I have so many things I want to write about and I find myself thinking about what I would say but never writing it down. Right now, I think a lot about the anti-vaccination movement and other conspiracies that are abundant and how it seems to have taken hold of people I love. They are always talking about not living in fear but they seem to be the ones that are. Fear of the news, the vaccination and the government. This isn’t quite an opinion piece on the vaccinations (I am pro and both my children are fully up to date with their vaccinations, as per the recommended schedule, as am I and my husband) I just think I wanted to put down my worry for those I love, not only of perhaps getting ill, but also the way their mind has twisted and they are so disproportionately angry with certain things. Myself I don’t see the logic in a lot of the content they are sharing and saying – it all seems to contradict, and none is backed up with actual evidence and all evidence contradicting them is considered not reliable – mainly conspiracy related!
I am Pro-Science and I know science isn’t perfect but it also, as a general rule, corrects itself when new data comes to light and can be tested and proven with consensus in the scientific community. I think that’s half the issue, people aren’t trusting it as they can see in real time the process.
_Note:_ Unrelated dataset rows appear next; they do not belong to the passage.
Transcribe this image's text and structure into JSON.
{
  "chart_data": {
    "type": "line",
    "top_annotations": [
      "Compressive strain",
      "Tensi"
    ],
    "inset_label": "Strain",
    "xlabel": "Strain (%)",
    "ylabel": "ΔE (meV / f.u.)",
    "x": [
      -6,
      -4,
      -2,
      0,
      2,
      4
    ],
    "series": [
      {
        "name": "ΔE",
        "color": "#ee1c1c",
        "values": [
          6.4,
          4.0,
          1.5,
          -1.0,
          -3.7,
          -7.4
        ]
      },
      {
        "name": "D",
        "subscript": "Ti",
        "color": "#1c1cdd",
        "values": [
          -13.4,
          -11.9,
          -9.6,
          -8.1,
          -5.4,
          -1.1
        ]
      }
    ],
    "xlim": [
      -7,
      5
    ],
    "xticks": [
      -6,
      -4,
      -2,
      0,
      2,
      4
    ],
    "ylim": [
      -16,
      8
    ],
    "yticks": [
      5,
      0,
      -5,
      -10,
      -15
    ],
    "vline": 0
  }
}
I am in no way a scientific expert nor am I able to research in the same way as someone trained, but I trust the experts and I find it sad that the experts, also those generally in the medical field are being called lairs and accused of putting people in danger. I recently spent a few weeks in hospital and spoke to many nurses and doctors, they want to help and it is so upsetting for them to have these accusations made. I could go on but right in this moment I just want this to be about me being a bit sad and worried for those I love.
Anyway, I think the reason I haven’t written much/at all since January is I still don’t know what this blog is about and I am trying to define it too early. So for now, the above thoughts are topical and I will try and write a small piece every month at least to start off with and see how I get on. Themes and subjects may well emerge and I would also like to post some old short stories I wrote many moons ago once I have done some tweaking. I feel renewed vigour and hopeful that I can keep this up and maybe get a few more done before the year had ended! Wish me luck.